Wenn Sie mehr trinken, als Ihre Nieren ausscheiden können, können die Elektrolyte in Ihrem Blut zu stark verdünnt werden, was im leichtesten Fall dazu führt, dass Sie sich „daneben“ fühlen. Im extremsten Fall kann übermäßiges Wassertrinken in kurzer Zeit zu einer so genannten Hyponatriämie oder „Wasserintoxikation“ führen. „Das ist sehr beängstigend und schlimm“, sagte Dr. Hyndman. Wenn der Natriumspiegel im Blut zu niedrig wird, kann dies zu Hirnschwellungen und neurologischen Problemen wie Krampfanfällen, Koma oder sogar zum Tod führen.

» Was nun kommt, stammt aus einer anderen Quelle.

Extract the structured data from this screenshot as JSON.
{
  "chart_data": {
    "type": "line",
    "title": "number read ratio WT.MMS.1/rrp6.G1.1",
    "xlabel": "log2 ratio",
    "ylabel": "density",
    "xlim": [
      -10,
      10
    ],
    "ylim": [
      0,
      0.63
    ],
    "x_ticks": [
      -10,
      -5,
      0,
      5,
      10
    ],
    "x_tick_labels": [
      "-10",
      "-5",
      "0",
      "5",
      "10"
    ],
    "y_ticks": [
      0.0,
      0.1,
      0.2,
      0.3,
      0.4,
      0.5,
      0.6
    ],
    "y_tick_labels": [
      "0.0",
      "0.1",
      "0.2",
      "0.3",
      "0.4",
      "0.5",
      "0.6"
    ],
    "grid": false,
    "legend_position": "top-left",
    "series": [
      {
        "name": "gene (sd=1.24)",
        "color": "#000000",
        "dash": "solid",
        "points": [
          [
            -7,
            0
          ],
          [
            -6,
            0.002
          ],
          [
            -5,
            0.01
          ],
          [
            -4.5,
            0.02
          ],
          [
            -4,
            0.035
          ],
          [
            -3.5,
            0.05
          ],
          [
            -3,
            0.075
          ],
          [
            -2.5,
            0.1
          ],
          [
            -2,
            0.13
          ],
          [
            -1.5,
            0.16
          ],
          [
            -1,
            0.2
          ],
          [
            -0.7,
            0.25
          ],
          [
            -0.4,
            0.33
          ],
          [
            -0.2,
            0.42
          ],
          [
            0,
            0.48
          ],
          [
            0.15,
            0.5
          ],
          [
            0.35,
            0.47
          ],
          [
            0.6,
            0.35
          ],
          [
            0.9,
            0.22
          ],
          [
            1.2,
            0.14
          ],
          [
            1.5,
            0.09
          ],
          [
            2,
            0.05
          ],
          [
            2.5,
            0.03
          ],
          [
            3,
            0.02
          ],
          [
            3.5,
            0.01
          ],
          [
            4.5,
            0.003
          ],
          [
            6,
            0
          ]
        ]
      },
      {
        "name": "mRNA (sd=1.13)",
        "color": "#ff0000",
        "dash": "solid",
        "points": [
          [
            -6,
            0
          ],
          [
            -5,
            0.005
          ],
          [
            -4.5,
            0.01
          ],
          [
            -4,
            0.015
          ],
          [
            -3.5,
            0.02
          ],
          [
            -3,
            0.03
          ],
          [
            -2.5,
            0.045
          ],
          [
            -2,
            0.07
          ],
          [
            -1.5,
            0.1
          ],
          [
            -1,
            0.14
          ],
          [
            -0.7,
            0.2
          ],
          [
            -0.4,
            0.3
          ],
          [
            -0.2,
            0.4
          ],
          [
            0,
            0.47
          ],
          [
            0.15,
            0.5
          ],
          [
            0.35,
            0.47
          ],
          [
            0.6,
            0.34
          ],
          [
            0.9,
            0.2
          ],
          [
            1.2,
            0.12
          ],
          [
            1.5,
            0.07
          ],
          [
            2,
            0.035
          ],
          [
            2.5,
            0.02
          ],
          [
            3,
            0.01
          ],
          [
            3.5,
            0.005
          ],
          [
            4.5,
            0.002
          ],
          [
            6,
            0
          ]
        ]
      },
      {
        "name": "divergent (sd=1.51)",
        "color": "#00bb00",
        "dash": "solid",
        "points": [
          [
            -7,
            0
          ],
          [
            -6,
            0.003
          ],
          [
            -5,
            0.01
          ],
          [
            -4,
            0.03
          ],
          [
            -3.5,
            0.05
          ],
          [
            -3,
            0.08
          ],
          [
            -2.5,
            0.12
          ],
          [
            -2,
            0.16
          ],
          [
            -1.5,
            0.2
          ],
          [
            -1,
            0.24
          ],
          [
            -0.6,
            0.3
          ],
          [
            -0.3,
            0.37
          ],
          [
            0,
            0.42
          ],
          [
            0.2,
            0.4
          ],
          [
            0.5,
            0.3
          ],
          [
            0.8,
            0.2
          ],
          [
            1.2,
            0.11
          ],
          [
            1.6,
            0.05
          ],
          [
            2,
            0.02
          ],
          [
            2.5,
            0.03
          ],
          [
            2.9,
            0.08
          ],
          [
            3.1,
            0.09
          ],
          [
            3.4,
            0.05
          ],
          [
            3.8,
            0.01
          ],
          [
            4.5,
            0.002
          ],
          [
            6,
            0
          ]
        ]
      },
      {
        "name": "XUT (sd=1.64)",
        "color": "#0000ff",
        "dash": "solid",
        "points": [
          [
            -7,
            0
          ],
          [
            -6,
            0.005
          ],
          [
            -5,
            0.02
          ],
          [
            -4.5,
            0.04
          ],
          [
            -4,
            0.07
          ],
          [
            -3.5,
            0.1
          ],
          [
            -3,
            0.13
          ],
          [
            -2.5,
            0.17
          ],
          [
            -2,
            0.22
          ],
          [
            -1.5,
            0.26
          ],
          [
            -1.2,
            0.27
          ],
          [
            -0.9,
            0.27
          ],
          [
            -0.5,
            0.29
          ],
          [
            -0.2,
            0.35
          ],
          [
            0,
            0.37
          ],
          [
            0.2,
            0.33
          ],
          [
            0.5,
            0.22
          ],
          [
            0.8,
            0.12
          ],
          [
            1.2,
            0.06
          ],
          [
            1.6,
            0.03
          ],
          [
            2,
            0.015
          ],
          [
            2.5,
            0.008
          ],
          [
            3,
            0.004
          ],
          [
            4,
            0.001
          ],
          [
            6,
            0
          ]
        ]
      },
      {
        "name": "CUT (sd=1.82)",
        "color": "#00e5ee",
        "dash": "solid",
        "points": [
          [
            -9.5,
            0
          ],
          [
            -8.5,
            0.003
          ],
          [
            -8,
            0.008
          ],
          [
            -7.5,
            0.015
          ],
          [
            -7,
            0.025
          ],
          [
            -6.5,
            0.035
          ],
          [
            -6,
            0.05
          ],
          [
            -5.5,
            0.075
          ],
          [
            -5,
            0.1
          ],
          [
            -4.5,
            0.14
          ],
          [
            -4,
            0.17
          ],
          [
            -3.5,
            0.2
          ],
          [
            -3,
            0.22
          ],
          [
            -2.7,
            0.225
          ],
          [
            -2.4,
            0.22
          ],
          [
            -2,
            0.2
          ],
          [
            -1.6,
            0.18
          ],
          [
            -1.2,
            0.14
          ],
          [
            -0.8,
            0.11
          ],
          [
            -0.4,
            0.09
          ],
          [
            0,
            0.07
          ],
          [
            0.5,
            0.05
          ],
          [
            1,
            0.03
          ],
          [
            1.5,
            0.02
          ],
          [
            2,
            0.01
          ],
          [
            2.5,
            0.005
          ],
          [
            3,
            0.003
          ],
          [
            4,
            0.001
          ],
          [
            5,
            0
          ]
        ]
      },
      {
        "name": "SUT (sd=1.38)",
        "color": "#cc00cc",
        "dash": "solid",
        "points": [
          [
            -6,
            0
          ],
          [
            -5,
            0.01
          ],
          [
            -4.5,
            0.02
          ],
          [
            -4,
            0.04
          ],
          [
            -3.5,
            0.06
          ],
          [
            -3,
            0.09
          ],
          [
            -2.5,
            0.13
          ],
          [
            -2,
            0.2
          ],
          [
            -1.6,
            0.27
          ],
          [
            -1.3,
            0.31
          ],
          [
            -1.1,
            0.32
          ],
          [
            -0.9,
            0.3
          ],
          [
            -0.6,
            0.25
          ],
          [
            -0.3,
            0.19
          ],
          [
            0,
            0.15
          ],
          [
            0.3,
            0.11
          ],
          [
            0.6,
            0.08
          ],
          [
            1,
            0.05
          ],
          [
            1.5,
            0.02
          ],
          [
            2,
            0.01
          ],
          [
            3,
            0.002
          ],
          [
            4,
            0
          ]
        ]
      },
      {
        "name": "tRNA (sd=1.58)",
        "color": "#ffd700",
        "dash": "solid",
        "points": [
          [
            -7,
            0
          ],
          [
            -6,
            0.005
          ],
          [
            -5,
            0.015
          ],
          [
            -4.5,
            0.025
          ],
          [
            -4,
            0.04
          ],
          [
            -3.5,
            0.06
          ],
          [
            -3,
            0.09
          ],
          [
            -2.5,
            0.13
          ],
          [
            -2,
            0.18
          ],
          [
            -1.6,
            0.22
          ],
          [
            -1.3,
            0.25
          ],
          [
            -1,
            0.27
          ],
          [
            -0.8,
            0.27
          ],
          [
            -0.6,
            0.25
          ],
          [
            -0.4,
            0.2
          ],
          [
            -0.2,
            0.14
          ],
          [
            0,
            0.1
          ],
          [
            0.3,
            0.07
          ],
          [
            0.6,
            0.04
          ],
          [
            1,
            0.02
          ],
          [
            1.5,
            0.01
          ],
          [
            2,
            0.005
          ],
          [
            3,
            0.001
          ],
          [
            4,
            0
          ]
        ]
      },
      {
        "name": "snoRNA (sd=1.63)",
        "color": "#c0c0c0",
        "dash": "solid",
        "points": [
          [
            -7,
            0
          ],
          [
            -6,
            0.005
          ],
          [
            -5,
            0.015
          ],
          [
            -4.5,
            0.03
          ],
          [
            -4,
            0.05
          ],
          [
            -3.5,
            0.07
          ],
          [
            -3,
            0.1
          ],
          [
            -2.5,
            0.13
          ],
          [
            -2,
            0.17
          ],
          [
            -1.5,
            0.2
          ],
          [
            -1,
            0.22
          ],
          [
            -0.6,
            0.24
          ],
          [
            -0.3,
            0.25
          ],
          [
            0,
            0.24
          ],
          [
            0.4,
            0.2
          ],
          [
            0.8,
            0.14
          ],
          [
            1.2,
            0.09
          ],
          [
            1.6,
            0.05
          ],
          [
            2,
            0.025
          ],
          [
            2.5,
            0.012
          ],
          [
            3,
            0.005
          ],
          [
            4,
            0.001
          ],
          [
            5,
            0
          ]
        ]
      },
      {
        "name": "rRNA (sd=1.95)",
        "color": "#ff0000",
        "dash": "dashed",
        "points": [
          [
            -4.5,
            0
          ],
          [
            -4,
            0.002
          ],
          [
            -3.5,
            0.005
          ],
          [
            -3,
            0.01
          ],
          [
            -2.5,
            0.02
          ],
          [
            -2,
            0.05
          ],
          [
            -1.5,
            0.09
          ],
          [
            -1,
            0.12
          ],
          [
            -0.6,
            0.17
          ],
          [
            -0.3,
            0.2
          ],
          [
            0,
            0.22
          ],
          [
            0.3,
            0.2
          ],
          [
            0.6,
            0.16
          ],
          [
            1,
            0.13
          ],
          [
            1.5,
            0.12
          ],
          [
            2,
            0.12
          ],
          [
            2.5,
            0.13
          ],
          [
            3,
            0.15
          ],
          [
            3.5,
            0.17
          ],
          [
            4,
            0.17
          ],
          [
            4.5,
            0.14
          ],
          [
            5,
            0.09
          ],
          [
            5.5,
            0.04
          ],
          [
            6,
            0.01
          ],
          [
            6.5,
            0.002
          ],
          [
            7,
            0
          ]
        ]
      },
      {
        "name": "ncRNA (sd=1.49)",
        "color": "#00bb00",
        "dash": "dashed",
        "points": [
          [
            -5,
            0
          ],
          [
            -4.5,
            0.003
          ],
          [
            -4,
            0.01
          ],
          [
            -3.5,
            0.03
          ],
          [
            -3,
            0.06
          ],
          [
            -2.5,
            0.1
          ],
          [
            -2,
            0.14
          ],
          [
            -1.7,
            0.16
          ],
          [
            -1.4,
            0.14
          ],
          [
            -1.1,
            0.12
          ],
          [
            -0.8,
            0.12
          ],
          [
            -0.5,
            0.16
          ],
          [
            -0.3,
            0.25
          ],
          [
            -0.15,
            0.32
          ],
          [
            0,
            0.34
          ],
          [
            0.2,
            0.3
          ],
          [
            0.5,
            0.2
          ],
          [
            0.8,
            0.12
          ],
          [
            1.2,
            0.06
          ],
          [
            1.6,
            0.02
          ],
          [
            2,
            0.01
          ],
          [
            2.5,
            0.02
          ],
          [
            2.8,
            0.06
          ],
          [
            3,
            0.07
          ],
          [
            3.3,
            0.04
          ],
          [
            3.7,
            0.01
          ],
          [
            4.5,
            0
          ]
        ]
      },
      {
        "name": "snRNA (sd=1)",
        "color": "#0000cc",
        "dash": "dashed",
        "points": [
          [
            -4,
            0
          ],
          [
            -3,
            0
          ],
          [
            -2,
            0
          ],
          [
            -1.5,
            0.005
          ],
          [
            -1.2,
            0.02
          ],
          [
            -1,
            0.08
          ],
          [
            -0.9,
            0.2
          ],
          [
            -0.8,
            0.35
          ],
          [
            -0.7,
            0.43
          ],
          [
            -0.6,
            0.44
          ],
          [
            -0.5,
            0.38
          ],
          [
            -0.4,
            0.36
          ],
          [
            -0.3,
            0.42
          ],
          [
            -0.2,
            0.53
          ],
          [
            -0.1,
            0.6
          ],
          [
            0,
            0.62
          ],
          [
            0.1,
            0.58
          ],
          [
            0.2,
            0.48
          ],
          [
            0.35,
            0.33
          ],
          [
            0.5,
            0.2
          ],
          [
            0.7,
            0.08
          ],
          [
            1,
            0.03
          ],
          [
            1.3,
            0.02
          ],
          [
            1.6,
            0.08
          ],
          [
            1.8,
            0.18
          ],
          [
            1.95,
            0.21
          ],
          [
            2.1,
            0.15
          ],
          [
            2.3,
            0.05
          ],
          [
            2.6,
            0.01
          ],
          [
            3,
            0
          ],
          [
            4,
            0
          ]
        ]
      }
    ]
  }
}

Im Jahr 2007 starb eine 28-jährige Frau an Hyponatriämie, nachdem sie Berichten zufolge innerhalb von drei Stunden fast zwei Liter Wasser getrunken hatte, während sie am „Hold Your Wee for a Wii“-Wettbewerb eines Radiosenders teilnahm, bei dem die Teilnehmer aufgefordert wurden, Wasser zu trinken und dann so lange wie möglich ohne Urinieren auszukommen. Im Jahr 2014 starb ein 17-jähriger High-School-Football-Spieler in Georgia an dieser Krankheit, nachdem er Berichten zufolge zwei Liter Wasser und zwei Liter Gatorade getrunken hatte.
Dieser Zustand ist unter Sportlern so weit verbreitet, dass die Rettungskräfte, wenn jemand während eines Rennens zusammenbricht, eine Hyponatriämie in Betracht ziehen müssen, so Dr. Topf. Allerdings ist eine schwere Hyponatriämie bei den meisten gesunden Menschen selten.
Woher weiß ich, ob ich genug Flüssigkeit zu mir nehme?
Ihr Körper wird es Ihnen sagen. Die Vorstellung, dass eine ausreichende Flüssigkeitszufuhr komplexe Berechnungen und sofortige Anpassungen erfordert, um schlimme gesundheitliche Folgen zu vermeiden, ist nach Ansicht der Experten schlichtweg Quatsch. Und eines der besten Dinge, die Sie tun können, ist, nicht zu viel darüber nachzudenken.
Stattdessen, so Dr. Topf, ist der beste Ratschlag für eine ausreichende Flüssigkeitszufuhr auch der einfachste: Trinken Sie, wenn Sie durstig sind. Es ist wirklich so einfach.